When you say fast, the "speed" of a capacitor is a function of its capacitance right? Or is there something else going on?
The "speed" is essentially the time constant C * ESR (or the cutoff frequency proportional to 1/x of this). It's largely a matter of technology and construction, not capacitance (you can make a bigger capacitor that should be slower, but it's going to have lower ESR, so it stays the same speed).
The time constant of batteries is in the seconds to hours range; supercapacitors, seconds to fractions of a second; electrolytics, milliseconds to microseconds; and most others (ceramic, film, etc.) microseconds and below.
This determines the range of frequencies these components are best suited to bypassing. Lower frequencies (longer times) are most efficient for a given type, while moderate frequencies can be filtered effectively, if not necessarily with low losses. Example: you might use an electrolytic to bypass some digital logic, where the frequencies are high but the average current is low; but not for a switching regulator, where both frequency and current are high, and power dissipation would be excessive. Sometimes, the loss is a helpful addition; an excellent use of electrolytic or tantalum capacitors is in parallel with smaller ceramic or film capacitors, which have quite low ESR which can resonate with circuit inductances.

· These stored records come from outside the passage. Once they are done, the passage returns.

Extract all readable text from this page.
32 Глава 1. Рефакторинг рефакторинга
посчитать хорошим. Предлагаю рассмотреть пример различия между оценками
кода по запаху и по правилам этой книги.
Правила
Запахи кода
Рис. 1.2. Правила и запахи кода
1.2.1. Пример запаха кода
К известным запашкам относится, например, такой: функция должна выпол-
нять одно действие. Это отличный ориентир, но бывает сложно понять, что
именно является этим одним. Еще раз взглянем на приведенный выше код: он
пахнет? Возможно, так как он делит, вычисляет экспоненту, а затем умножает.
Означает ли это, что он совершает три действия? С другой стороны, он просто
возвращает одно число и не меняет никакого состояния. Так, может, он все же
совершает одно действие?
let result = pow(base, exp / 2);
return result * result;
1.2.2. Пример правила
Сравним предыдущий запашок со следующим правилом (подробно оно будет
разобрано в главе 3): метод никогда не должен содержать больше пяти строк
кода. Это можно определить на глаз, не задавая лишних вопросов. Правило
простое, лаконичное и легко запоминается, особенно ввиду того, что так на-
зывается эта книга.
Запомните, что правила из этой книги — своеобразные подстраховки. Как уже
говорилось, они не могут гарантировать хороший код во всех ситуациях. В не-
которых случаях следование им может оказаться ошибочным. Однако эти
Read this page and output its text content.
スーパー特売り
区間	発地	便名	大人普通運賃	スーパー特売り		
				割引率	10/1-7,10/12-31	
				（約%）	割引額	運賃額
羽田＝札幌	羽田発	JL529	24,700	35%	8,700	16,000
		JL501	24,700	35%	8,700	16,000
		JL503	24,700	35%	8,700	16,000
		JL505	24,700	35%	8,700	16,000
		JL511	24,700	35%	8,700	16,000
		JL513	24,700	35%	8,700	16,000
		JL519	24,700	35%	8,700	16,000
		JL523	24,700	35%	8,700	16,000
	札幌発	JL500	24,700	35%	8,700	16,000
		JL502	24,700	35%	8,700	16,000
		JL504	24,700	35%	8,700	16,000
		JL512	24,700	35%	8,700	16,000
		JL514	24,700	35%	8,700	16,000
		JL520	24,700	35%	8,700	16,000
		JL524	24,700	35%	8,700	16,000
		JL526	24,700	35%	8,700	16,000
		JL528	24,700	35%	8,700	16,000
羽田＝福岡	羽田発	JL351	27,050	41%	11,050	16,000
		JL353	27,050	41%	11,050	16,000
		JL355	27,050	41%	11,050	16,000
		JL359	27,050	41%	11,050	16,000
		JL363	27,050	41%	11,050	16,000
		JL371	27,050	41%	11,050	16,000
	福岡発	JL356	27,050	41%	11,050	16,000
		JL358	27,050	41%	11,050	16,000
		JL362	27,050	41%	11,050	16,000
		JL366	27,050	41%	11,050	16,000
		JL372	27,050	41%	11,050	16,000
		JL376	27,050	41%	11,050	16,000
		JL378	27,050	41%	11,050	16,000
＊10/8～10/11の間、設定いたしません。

It's noteworthy that the time constant of tantalum capacitors is not much less than most electrolytic capacitors. But, the response is far more stable, and much simpler. Electrolytics have all sorts of transmission line and ionic diffusion effects (a result of their wound construction and electrolytic nature), and ESR is vastly higher at low temperatures; the impedance measured in circuit (C, ESR and ESL) vary in all sorts of subtle ways. Tantalums are basically ESR (with a small tempco), with ESL limited to that due to lead length and basically nothing else. (The ESR is due to the "electrolyte", a conductive solid conformed around the tantalum pellet. It's more conductive than electrolyte, and the conductive path is direct.)